2) By the same token, it’s also important to understand that as true as it is that we are needy, so also we are gifted with skills, abilities, experience, and spiritual gifts to share the very Grace of God with others around us. As we learn to integrate all of our lives under the headship of Christ we find that any task we do, no matter how menial or large it may seem, can make someone else’s journey possible where it once was impossible. You have the chance every day to do heroic acts, as you submit as servants to Christ, and therefore to others. Such a life lived can be amazing and this is the essence of discipleship.
At Focus Church we are seeking to build a community where discipleship is both formed by and results in this kind of stewardship of God’s very Grace through our love and service to each other and the community around us. Can you imagine being a part of a community where you are free to be both needy and needed?
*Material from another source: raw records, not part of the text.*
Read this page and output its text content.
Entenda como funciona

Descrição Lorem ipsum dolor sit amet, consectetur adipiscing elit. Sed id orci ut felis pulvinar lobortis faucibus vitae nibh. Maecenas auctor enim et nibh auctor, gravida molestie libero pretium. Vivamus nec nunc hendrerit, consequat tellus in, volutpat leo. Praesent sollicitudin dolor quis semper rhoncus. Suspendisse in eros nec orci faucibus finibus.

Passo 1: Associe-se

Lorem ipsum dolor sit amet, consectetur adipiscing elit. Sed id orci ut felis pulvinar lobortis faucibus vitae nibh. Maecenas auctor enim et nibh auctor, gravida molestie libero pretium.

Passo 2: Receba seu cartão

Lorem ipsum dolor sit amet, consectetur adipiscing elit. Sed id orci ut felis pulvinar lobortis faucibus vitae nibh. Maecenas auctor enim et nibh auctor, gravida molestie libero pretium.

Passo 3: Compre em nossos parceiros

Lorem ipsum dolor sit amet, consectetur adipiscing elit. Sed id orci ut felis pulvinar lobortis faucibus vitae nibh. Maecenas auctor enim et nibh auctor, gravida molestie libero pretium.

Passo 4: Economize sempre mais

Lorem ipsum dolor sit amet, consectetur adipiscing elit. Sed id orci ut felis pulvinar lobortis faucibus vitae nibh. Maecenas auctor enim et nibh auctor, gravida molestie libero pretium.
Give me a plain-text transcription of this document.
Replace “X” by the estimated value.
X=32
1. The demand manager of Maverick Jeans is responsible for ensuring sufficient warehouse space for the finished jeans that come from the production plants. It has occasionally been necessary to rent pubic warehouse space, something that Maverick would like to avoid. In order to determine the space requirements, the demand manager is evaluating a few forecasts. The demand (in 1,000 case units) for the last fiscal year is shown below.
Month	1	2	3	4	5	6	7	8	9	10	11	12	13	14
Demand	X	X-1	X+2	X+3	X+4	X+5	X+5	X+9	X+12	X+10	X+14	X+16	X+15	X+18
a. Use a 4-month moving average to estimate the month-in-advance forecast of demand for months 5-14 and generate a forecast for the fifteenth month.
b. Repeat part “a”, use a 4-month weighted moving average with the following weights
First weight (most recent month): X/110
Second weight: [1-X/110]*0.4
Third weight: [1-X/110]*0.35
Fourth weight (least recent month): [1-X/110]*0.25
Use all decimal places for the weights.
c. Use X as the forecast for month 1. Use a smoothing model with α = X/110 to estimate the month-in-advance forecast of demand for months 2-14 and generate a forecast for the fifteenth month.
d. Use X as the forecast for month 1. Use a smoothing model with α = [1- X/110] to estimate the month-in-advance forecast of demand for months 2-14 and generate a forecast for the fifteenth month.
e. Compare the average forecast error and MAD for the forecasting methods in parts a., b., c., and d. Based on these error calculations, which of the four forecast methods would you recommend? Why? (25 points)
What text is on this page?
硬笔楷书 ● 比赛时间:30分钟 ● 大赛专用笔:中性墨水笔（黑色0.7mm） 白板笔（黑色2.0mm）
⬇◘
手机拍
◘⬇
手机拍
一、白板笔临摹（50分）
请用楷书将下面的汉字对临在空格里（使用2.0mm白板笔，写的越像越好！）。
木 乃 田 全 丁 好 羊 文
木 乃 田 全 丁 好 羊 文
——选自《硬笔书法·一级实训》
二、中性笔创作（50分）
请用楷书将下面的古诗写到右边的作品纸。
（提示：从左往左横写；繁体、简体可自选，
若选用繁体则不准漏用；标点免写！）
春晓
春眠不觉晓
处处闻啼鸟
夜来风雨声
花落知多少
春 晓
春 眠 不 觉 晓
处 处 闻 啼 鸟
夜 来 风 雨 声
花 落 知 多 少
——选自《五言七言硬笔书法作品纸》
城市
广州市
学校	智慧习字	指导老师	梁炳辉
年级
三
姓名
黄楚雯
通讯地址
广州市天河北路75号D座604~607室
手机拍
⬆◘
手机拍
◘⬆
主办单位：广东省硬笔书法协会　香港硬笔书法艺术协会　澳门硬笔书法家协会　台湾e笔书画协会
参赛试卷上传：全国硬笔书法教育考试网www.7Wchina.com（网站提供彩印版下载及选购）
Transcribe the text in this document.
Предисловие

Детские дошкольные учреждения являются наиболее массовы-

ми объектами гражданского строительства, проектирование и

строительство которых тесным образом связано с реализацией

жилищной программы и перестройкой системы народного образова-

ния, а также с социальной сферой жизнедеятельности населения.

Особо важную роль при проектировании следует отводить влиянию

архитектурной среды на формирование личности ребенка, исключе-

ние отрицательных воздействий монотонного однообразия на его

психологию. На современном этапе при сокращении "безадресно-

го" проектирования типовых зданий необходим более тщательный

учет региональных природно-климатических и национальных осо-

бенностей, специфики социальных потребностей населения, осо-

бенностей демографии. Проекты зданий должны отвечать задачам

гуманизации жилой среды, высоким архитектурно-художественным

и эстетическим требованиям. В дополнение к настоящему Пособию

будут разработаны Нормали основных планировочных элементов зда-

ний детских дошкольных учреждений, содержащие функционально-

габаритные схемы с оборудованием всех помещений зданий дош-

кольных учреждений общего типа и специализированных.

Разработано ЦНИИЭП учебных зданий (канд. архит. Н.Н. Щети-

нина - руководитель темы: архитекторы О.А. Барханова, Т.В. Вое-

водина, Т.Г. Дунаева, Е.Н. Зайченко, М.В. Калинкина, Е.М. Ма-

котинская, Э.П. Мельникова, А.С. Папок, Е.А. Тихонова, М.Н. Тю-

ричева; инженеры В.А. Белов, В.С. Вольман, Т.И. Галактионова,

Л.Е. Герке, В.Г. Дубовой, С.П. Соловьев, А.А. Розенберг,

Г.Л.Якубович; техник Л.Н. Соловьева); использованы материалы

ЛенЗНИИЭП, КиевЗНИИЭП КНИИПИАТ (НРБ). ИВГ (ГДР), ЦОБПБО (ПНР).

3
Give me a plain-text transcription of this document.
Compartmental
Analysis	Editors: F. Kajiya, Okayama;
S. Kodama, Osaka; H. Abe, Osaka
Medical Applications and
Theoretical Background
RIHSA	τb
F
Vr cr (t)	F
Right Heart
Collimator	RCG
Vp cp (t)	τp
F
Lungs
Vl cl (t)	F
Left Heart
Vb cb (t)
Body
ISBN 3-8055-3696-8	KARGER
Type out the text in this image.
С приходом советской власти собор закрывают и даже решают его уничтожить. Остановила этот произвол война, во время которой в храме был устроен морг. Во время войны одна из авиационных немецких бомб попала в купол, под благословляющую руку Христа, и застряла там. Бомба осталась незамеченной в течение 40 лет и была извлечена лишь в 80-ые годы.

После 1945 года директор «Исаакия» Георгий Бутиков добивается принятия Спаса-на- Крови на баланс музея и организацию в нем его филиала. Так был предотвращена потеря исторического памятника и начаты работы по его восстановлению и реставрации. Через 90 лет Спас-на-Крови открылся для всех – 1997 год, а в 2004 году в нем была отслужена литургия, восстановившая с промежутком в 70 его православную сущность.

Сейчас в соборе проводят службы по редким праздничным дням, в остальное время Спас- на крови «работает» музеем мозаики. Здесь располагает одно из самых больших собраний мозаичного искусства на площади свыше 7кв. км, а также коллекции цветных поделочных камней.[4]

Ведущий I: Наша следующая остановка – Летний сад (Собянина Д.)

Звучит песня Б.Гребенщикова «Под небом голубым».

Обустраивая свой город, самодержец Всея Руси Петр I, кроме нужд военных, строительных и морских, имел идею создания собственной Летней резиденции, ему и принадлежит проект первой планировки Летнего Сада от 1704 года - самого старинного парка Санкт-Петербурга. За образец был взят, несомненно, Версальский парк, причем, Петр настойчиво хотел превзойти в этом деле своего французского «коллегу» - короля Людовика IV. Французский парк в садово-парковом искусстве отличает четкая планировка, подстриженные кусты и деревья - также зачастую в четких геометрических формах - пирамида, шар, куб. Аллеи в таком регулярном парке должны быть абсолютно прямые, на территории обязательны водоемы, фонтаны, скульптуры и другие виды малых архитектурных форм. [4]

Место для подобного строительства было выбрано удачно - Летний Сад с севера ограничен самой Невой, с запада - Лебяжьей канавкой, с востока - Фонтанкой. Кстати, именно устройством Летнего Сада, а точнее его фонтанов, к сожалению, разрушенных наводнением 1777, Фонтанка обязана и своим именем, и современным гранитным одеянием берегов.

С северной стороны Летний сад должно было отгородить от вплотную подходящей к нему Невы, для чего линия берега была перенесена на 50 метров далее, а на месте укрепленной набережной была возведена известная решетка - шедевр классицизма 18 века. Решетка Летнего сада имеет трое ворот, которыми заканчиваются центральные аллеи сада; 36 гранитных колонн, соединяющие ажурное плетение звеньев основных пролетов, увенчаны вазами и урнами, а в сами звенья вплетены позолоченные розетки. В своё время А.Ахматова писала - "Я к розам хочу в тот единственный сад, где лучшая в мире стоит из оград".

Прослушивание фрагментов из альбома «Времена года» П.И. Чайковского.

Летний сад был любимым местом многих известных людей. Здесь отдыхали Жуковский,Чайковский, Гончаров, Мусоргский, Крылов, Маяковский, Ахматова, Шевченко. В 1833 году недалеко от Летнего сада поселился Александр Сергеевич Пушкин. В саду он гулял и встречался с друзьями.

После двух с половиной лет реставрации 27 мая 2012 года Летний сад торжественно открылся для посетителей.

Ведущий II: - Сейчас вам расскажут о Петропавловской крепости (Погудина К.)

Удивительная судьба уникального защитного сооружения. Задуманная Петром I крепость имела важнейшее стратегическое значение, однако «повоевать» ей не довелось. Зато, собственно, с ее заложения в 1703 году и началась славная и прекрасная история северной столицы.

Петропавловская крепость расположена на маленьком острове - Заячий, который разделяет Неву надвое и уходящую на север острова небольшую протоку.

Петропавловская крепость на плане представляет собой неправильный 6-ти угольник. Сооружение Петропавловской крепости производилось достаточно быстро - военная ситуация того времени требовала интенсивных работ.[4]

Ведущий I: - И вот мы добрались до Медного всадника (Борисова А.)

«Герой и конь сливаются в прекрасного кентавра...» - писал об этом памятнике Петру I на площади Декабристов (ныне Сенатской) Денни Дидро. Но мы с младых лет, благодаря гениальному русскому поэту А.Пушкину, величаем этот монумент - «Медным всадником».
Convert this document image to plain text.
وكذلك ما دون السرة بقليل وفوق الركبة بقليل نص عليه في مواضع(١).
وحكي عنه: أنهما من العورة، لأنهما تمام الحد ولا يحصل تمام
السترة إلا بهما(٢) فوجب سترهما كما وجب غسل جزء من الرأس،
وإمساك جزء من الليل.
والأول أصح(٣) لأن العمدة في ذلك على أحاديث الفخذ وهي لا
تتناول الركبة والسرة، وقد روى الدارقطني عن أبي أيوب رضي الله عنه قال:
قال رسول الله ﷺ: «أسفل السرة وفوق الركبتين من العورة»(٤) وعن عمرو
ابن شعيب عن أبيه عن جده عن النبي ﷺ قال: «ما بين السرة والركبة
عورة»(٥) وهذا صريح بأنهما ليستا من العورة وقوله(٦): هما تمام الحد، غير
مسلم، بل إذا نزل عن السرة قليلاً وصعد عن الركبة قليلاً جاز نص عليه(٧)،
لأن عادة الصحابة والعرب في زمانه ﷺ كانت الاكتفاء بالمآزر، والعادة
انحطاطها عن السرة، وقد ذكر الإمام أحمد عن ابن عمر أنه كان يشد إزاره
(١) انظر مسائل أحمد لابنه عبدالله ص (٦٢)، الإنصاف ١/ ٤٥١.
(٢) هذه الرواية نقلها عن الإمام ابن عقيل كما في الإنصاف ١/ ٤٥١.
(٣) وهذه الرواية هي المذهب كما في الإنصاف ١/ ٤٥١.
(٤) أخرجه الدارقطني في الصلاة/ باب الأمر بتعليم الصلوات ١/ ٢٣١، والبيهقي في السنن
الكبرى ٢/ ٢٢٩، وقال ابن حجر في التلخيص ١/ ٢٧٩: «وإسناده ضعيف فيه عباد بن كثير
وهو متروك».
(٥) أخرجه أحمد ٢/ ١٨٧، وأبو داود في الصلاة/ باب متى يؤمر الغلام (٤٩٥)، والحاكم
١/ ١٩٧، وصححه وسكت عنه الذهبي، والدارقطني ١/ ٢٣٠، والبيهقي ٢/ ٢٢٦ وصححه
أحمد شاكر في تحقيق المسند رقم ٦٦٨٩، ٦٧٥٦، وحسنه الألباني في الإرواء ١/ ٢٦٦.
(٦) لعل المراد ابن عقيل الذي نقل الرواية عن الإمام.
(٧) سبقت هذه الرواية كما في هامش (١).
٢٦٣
Can you imagine a fellowship where you can be both damsel (or dude) in distress and hero all at once without pretense.
Jesus imagines just precisely such a community with the important understanding that He is the King of such a community and He leads us to help each other learn that our life is everything it is supposed to be when integrated fully under His leadership. This is the job of the church; this is the focus of Focus Church.
So come join us on June 25 to learn how our unusual approach will help us stay focused and by God’s grace arrive at such a vision.